Incendie chez A. Préfontaine: la direction envisage déjà la relance [PHOTOS et VIDÉO] 

L’entreprise A. Préfontaine et associés du Canton de Hatley compte se retrousser les manches à la suite du violent incendie qui a détruit son garage dans la nuit de mardi à mercredi.

L’incendie, dont la cause est encore indéterminée, a occasionné pour environ 2 millions $ de dommages à l’entreprise située au 2980 du chemin Albert Mines.

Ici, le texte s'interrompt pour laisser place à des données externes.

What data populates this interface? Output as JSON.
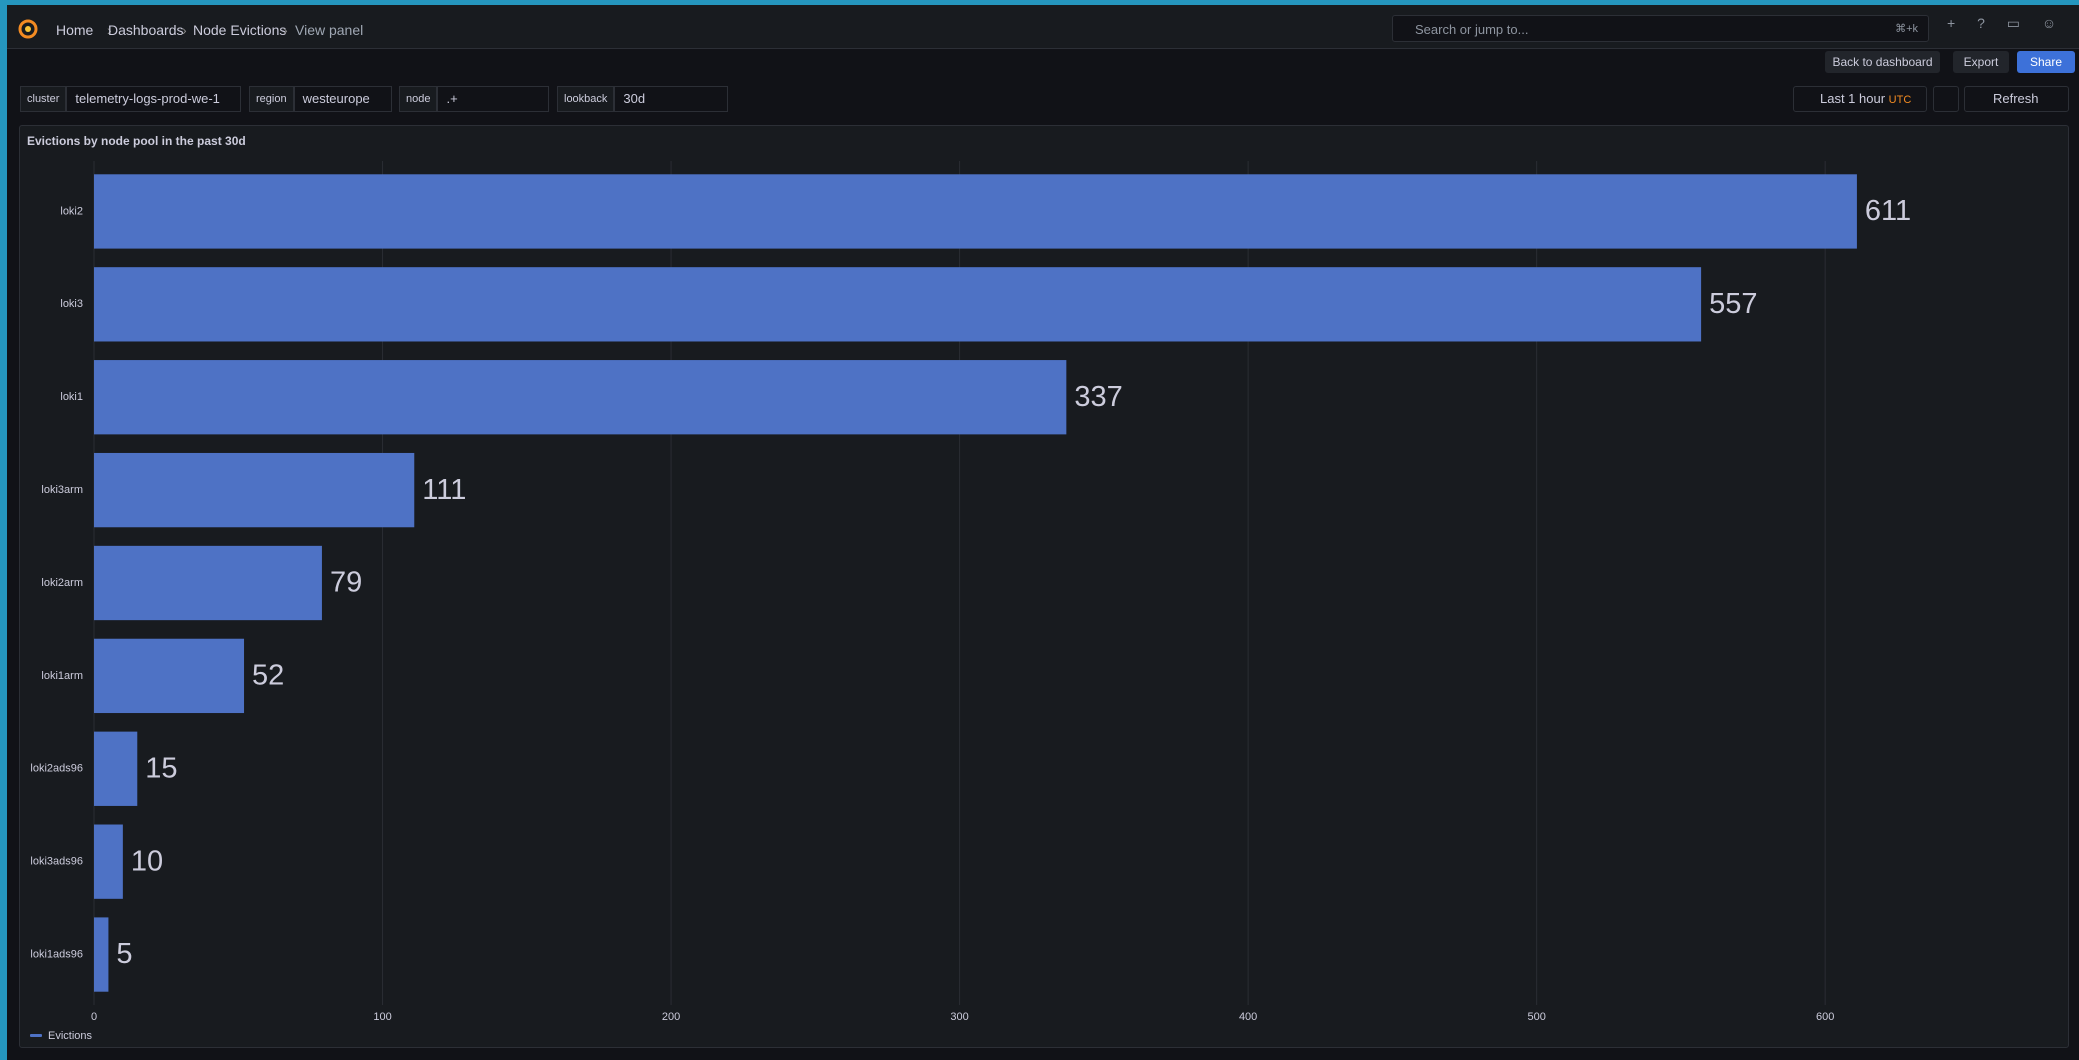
{
  "breadcrumbs": [
    "Home",
    "Dashboards",
    "Node Evictions",
    "View panel"
  ],
  "search": {
    "placeholder": "Search or jump to...",
    "shortcut": "⌘+k"
  },
  "toolbar": {
    "back": "Back to dashboard",
    "export": "Export",
    "share": "Share"
  },
  "variables": [
    {
      "label": "cluster",
      "value": "telemetry-logs-prod-we-1"
    },
    {
      "label": "region",
      "value": "westeurope"
    },
    {
      "label": "node",
      "value": ".+"
    },
    {
      "label": "lookback",
      "value": "30d"
    }
  ],
  "time": {
    "range": "Last 1 hour",
    "tz": "UTC",
    "refresh": "Refresh"
  },
  "chart_data": {
    "type": "barh",
    "title": "Evictions by node pool in the past 30d",
    "categories": [
      "loki2",
      "loki3",
      "loki1",
      "loki3arm",
      "loki2arm",
      "loki1arm",
      "loki2ads96",
      "loki3ads96",
      "loki1ads96"
    ],
    "series": [
      {
        "name": "Evictions",
        "color": "#4e72c5",
        "values": [
          611,
          557,
          337,
          111,
          79,
          52,
          15,
          10,
          5
        ]
      }
    ],
    "xlim": [
      0,
      680
    ],
    "xticks": [
      0,
      100,
      200,
      300,
      400,
      500,
      600
    ],
    "grid": true
  }
}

« Lorsque je suis arrivé sur les lieux, le feu brûlait une bonne partie du garage. Il semble avoir pris naissance près de notre système de chauffage. Il n’y avait pas grand-chose à faire parce que les pompiers devaient transporter l’eau pour éteindre le feu », explique un actionnaire de l’entreprise, Yvon Bergeron.

Deux camionnettes, un véhicule d’épandage à dix roues, un véhicule six roues pour le sable ainsi qu’un chargeur ont brûlé dans l’incendie.

La bâtisse construite en 2014 comptait une section où était logé le système de chauffage, un garage ainsi que les bureaux administratifs.

« Le travail des pompiers a permis de sauver les ordinateurs. Une chance que plusieurs pièces d’équipement se trouvaient en dehors du garage. Si c’était arrivé en janvier ou février, les dommages auraient été beaucoup plus importants », signale Yvon Bergeron.

Yvon Bergeron

Il mentionne que la vingtaine d’employés avait été mise à pied temporairement à la suite de la demande du gouvernement du Québec.

« Nous ne savons pas trop ce que nous pouvons faire en raison de l’arrêt demandé en raison de la COVID-19. En temps normal, nous serions allés acheter de l’équipement pour repartir, mais là nous sommes en pause pour au moins trois semaines. Nous comptons cependant être prêts lorsqu’il sera possible de rappeler nos employés au travail. Nous allons nous reloger temporairement dans une autre bâtisse que nous possédons à proximité », signale Yvon Bergeron.

Le Service de protection contre les incendies de Sherbrooke a déployé une quarantaine de pompiers sur place dans le cadre d’une troisième alarme.

« À l’arrivée des pompiers, le bâtiment était en embrasement généralisé. Nous avons adopté un mode de combat défensif », explique le chef aux opérations du Service de protection contre les incendies de Sherbrooke, Simon Brière.

Une enquête a été ouverte pour déterminer la cause de cet incendie.

Yvon Bergeron signale que l’entreprise pourra répondre à la demande s’ils sont appelés comme service essentiel en cas de tempête de neige ou de dégât d’eau majeur.

« Nous avons de la machinerie disponible malgré cet incendie », assure Yvon Bergeron.